For concrete data engineering scenarios — multi-tenant onboarding, environment rollouts, warehouse migrations, schema versioning, cross-region replication, and DFS standardization — see the Use Cases page.

Best Practices

Practice Rationale
Use Draft mode for quality checks Promoting checks as Draft allows you to review and validate them before they run on the destination. This is especially important when promoting to production environments.
Use tags to organize promotions Tag your quality checks and computed fields by purpose (e.g., pii-checks, financial-rules) so you can promote related assets together using tag-based selection.
Re-promote after source changes When you update a quality check or computed field at the source, re-promote it to push the changes to all destinations.

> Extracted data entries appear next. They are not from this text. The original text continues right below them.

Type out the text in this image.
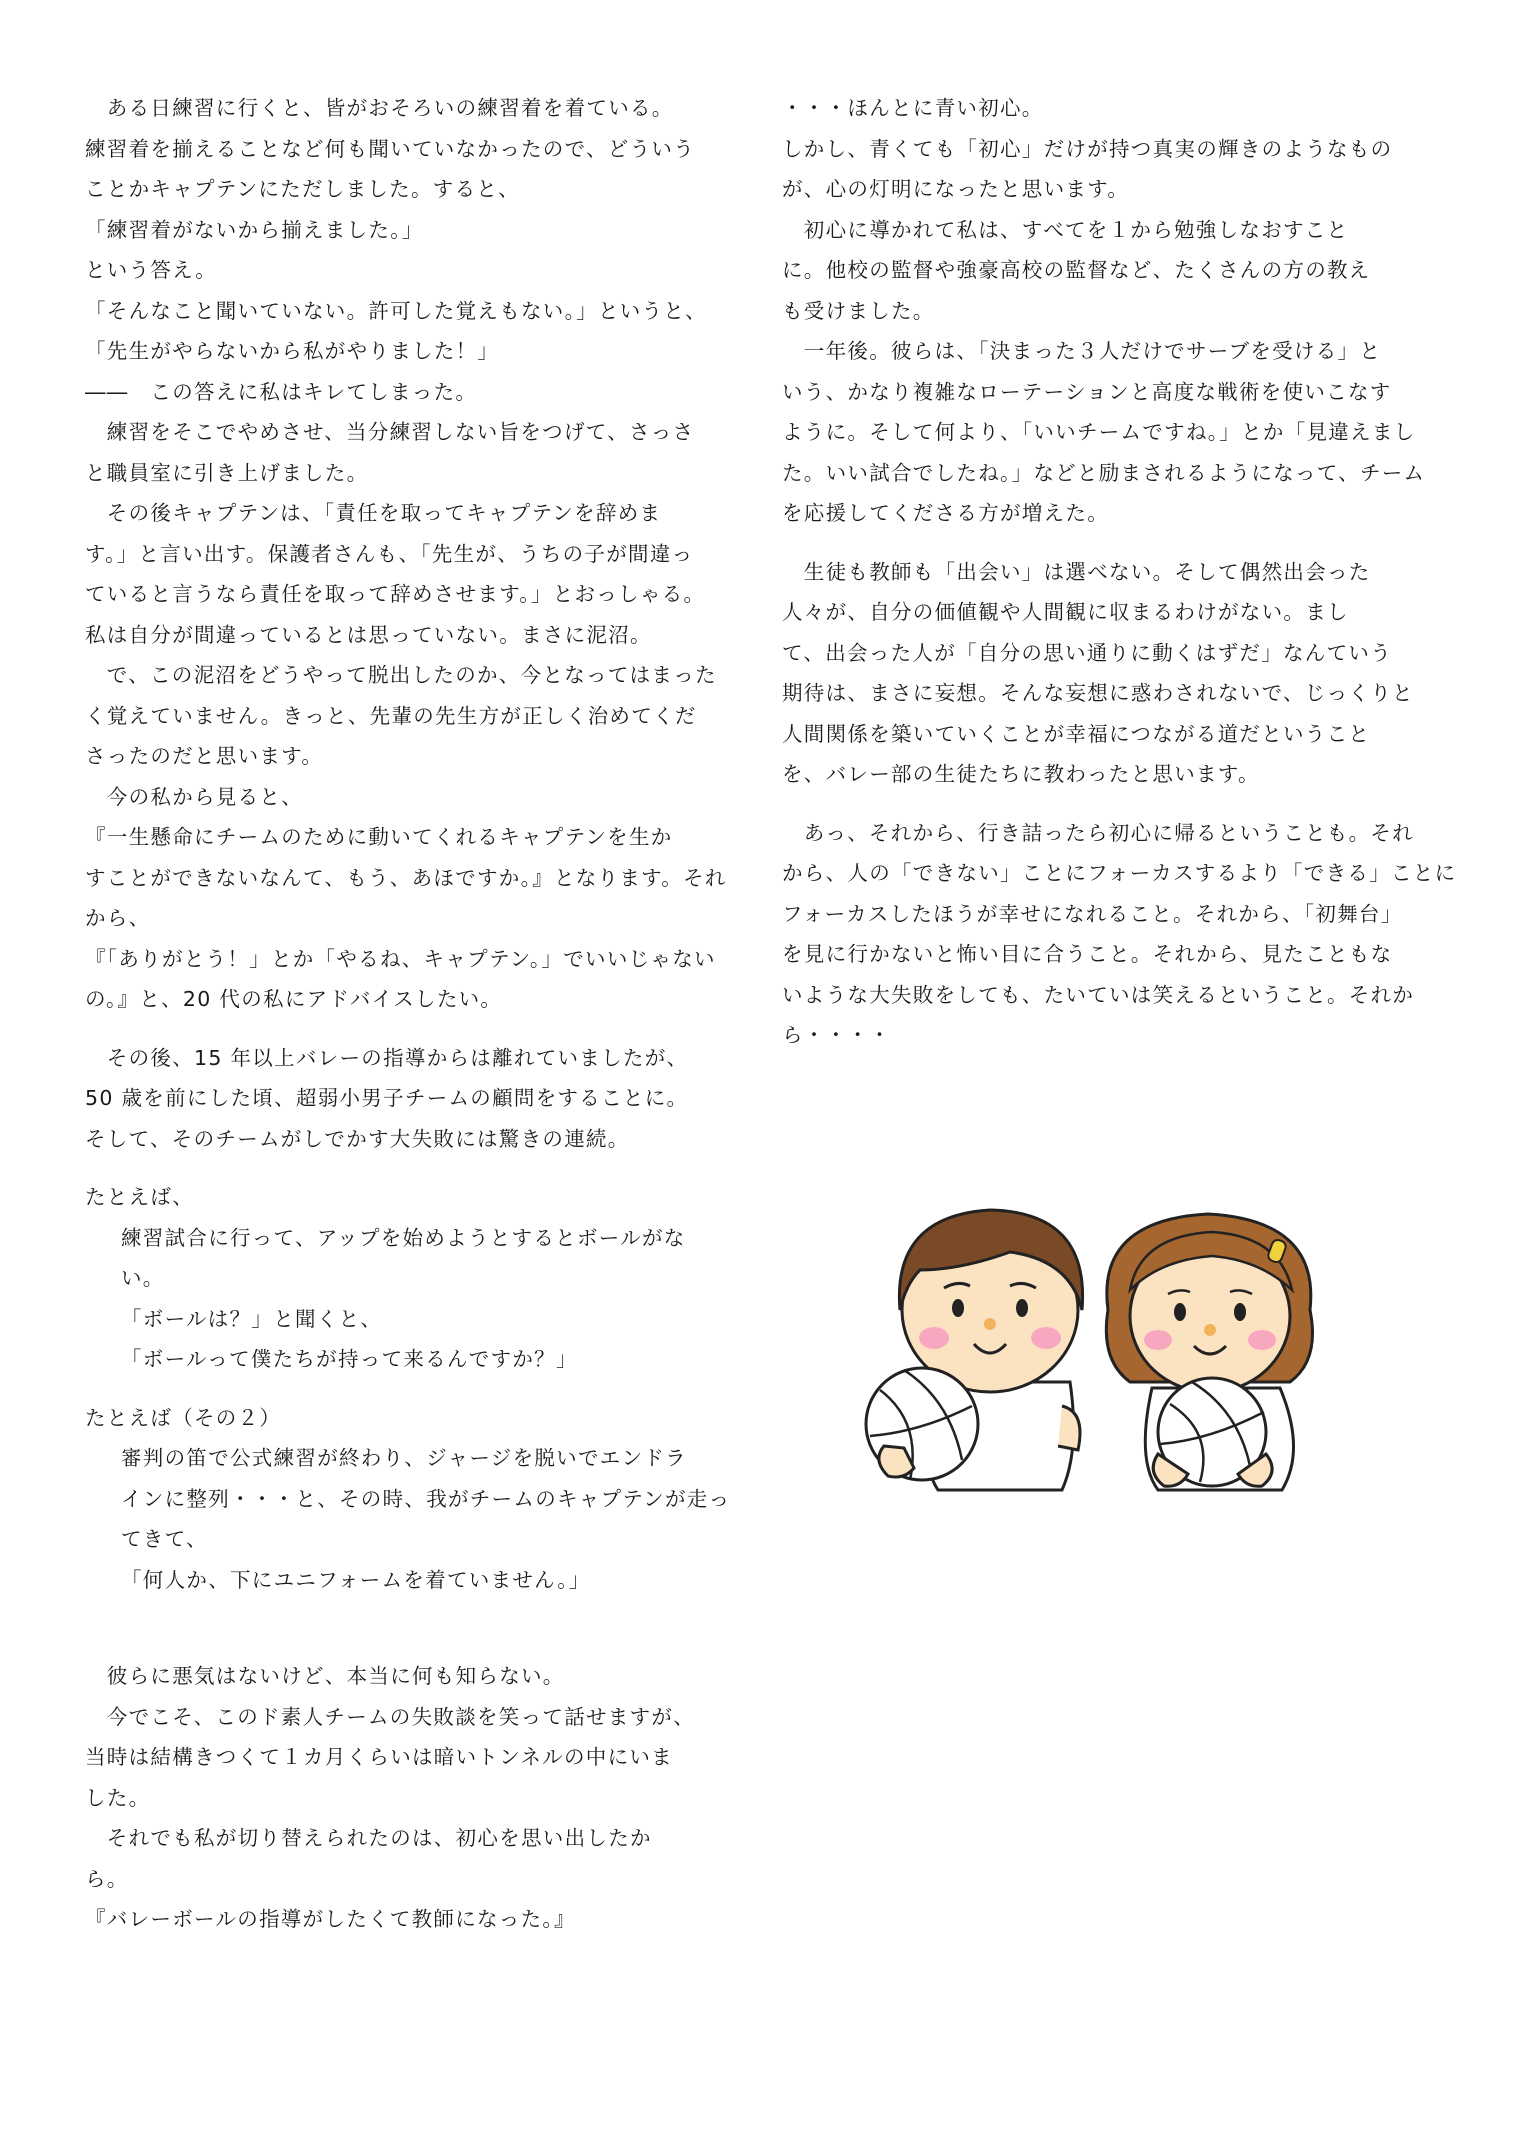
　ある日練習に行くと、皆がおそろいの練習着を着ている。
練習着を揃えることなど何も聞いていなかったので、どういう
ことかキャプテンにただしました。すると、
「練習着がないから揃えました。」
という答え。
「そんなこと聞いていない。許可した覚えもない。」というと、
「先生がやらないから私がやりました！」
――　この答えに私はキレてしまった。
　練習をそこでやめさせ、当分練習しない旨をつげて、さっさ
と職員室に引き上げました。
　その後キャプテンは、「責任を取ってキャプテンを辞めま
す。」と言い出す。保護者さんも、「先生が、うちの子が間違っ
ていると言うなら責任を取って辞めさせます。」とおっしゃる。
私は自分が間違っているとは思っていない。まさに泥沼。
　で、この泥沼をどうやって脱出したのか、今となってはまった
く覚えていません。きっと、先輩の先生方が正しく治めてくだ
さったのだと思います。
　今の私から見ると、
『一生懸命にチームのために動いてくれるキャプテンを生か
すことができないなんて、もう、あほですか。』となります。それ
から、
『「ありがとう！」とか「やるね、キャプテン。」でいいじゃない
の。』と、20 代の私にアドバイスしたい。
　その後、15 年以上バレーの指導からは離れていましたが、
50 歳を前にした頃、超弱小男子チームの顧問をすることに。
そして、そのチームがしでかす大失敗には驚きの連続。
たとえば、
練習試合に行って、アップを始めようとするとボールがな
い。
「ボールは？」と聞くと、
「ボールって僕たちが持って来るんですか？」
たとえば（その２）
審判の笛で公式練習が終わり、ジャージを脱いでエンドラ
インに整列・・・と、その時、我がチームのキャプテンが走っ
てきて、
「何人か、下にユニフォームを着ていません。」
　彼らに悪気はないけど、本当に何も知らない。
　今でこそ、このド素人チームの失敗談を笑って話せますが、
当時は結構きつくて１カ月くらいは暗いトンネルの中にいま
した。
　それでも私が切り替えられたのは、初心を思い出したか
ら。
『バレーボールの指導がしたくて教師になった。』
・・・ほんとに青い初心。
しかし、青くても「初心」だけが持つ真実の輝きのようなもの
が、心の灯明になったと思います。
　初心に導かれて私は、すべてを１から勉強しなおすこと
に。他校の監督や強豪高校の監督など、たくさんの方の教え
も受けました。
　一年後。彼らは、「決まった３人だけでサーブを受ける」と
いう、かなり複雑なローテーションと高度な戦術を使いこなす
ように。そして何より、「いいチームですね。」とか「見違えまし
た。いい試合でしたね。」などと励まされるようになって、チーム
を応援してくださる方が増えた。
　生徒も教師も「出会い」は選べない。そして偶然出会った
人々が、自分の価値観や人間観に収まるわけがない。まし
て、出会った人が「自分の思い通りに動くはずだ」なんていう
期待は、まさに妄想。そんな妄想に惑わされないで、じっくりと
人間関係を築いていくことが幸福につながる道だということ
を、バレー部の生徒たちに教わったと思います。
　あっ、それから、行き詰ったら初心に帰るということも。それ
から、人の「できない」ことにフォーカスするより「できる」ことに
フォーカスしたほうが幸せになれること。それから、「初舞台」
を見に行かないと怖い目に合うこと。それから、見たこともな
いような大失敗をしても、たいていは笑えるということ。それか
ら・・・・
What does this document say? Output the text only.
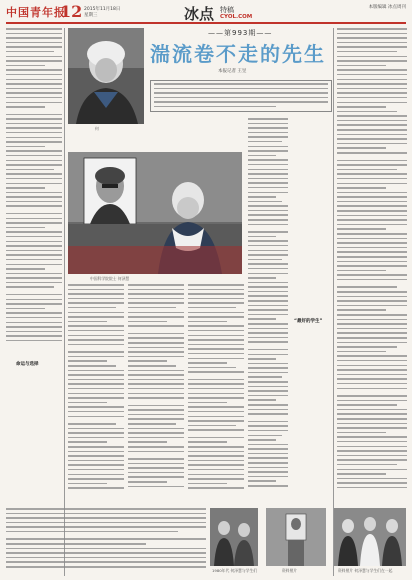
中国青年报
12 2015年11月18日 星期三	冰点 特稿
CYOL.COM
本版编辑 冰点周刊
——第993期——
湍流卷不走的先生
本报记者 王昱
何
中国科学院院士 何泽慧
命运与选择
“最好的学生”
1980年代 何泽慧与学生们	资料照片	资料照片 何泽慧与学生们在一起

Re-promotion finds the existing destination and updates it in place, rather than creating a duplicate.
Verify source fields exist on the destination For computed field promotions, ensure the destination container has the required source fields. Missing source fields will cause the promotion to fail for those computed fields.
Use auto-match for computed files When promoting computed files, use the auto-match feature to quickly map source files to destination file patterns. Review the confidence scores and adjust manually if needed.
Review promotion results Always check the promotion results to verify that all entities were successfully promoted. Failed promotions may indicate schema mismatches or naming conflicts.